A demurrer was interposed to the return, and, after argument, the circuit court dismissed the writ and remanded the petitioner. 126 F. 253. From this order an appeal was prayed and allowed to this Court, and, having been docketed, petitioner was admitted to bail.
Sections 2 and 38 of the Act of March 3, 1903, entitled "An Act to Regulate the Immigration of Aliens into the United States," 32 Stat. 1213, c. 1012, are as follows:
"SEC. 2. That the following classes of aliens shall be excluded from admission into the United States: all idiots, insane persons, epileptics, and persons who have been insane within five years previous; persons who have had two or more attacks of insanity at any time previously; paupers; persons likely to become a public charge; professional beggars; persons afflicted with a loathsome or with a dangerous contagious disease; persons who have been convicted of a felony or other crime or misdemeanor involving moral turpitude; polygamists, anarchists, or persons who believe in or advocate the overthrow by force or violence of the government of the United States or of all government or of all forms of law, or the assassination of public officials; prostitutes, and persons who procure or attempt to bring in prostitutes or women for the purpose of prostitution; those who have been, within one year from the date of the application for admission to the United States, deported as being under offers, solicitations, promises or agreements to perform labor or service of some kind therein, and also any person whose ticket or passage is paid for with the money of another, or who is assisted by others to come, unless it is affirmatively and satisfactorily shown that such person does not belong to one of the foregoing excluded classes; but this section shall not be held to prevent persons living in the United States from sending for a relative or friend who is not of the foregoing excluded classes: Provided, That nothing in this act shall exclude persons convicted of an offense purely political, not involving moral turpitude: And provided further, That skilled labor may be imported, if labor of like kind unemployed cannot be found in this country: And provided further, That the provisions of this law applicable to contract labor shall not be held to exclude professional actors, artists, lecturers, singers, ministers of any religious denomination, professors for colleges or seminaries, persons
belonging to any recognized learned profession, or persons employed strictly as personal or domestic servants."

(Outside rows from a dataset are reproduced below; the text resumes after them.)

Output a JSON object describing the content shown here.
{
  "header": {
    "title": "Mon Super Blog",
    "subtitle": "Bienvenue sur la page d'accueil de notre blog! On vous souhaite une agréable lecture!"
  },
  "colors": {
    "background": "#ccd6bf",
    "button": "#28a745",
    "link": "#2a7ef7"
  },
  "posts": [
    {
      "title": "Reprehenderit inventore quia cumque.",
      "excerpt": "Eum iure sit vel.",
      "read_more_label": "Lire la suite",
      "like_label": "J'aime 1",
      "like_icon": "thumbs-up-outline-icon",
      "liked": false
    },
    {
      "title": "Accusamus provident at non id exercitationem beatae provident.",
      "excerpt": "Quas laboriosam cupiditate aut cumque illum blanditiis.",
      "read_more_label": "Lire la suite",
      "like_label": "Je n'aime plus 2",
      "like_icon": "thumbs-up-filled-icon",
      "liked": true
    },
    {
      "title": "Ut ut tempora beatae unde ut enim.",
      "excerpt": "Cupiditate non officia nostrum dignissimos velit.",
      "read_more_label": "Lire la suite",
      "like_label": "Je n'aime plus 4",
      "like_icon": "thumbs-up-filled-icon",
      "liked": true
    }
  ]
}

"SEC. 38. That no person who disbelieves in, or who is opposed to, all organized government, or who is a member of, or affiliated with, any organization entertaining and teaching such disbelief in, or opposition to, all organized government, or who advocates or teaches the duty, necessity, or propriety of the unlawful assaulting or killing of any officer or officers, either of specific individuals or of officers generally, of the government of the United States or of any other organized government, because of his or their official character, shall be permitted to enter the United States or any territory or place subject to the jurisdiction thereof. This section shall be enforced by the Secretary of the Treasury, under such rules and regulations as he shall prescribe."

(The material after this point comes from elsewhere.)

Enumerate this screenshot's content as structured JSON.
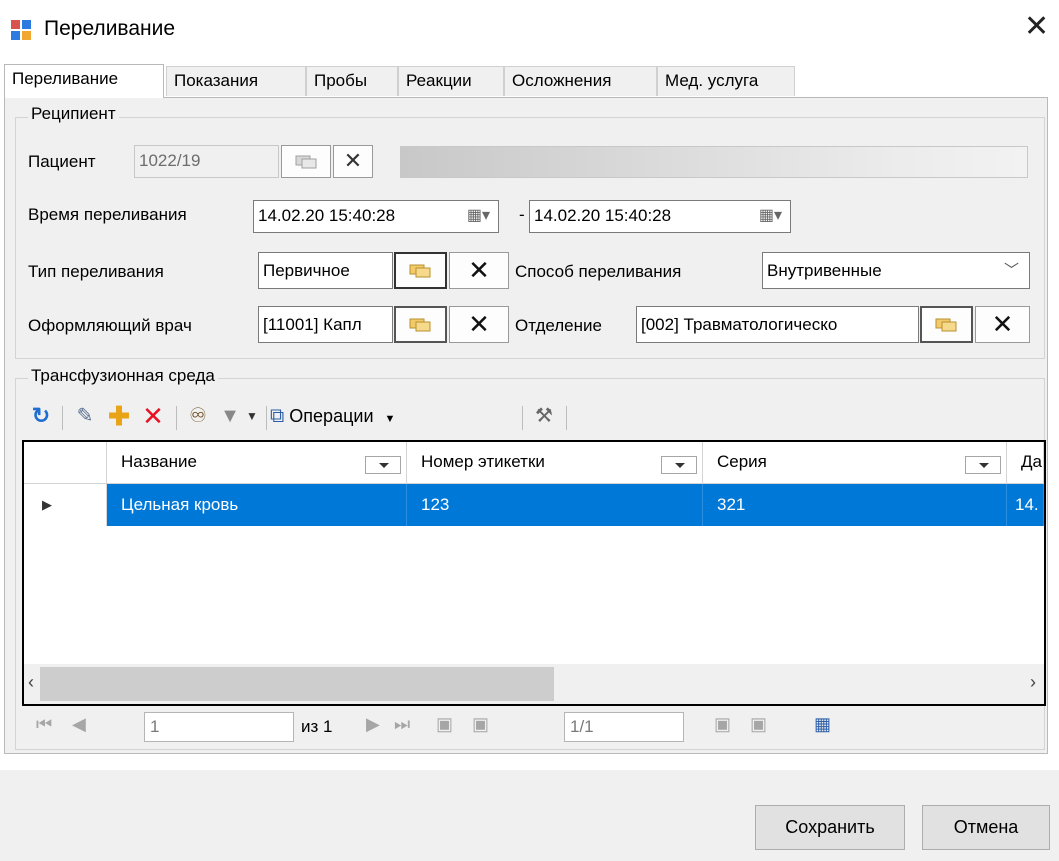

"That any person who knowingly aids or assists any such person to enter the United States or any territory or place subject to the jurisdiction thereof, or who connives or conspires with any person or persons to allow, procure, or permit any such person to enter therein, except pursuant to such rules and regulations made by the Secretary of the Treasury, shall be fined not more than five thousand dollars, or imprisoned for not less than one nor more than five years, or both."
By the Act of February 14, 1903, 32 Stat. 825, c. 552, "To Establish the Department of Commerce and Labor," the jurisdiction, supervision, and control possessed and exercised by the Department of the Treasury over the immigration of aliens into the United States were transferred to the Department of Commerce and Labor established by the act, to take effect and be in force the first day of July, 1903.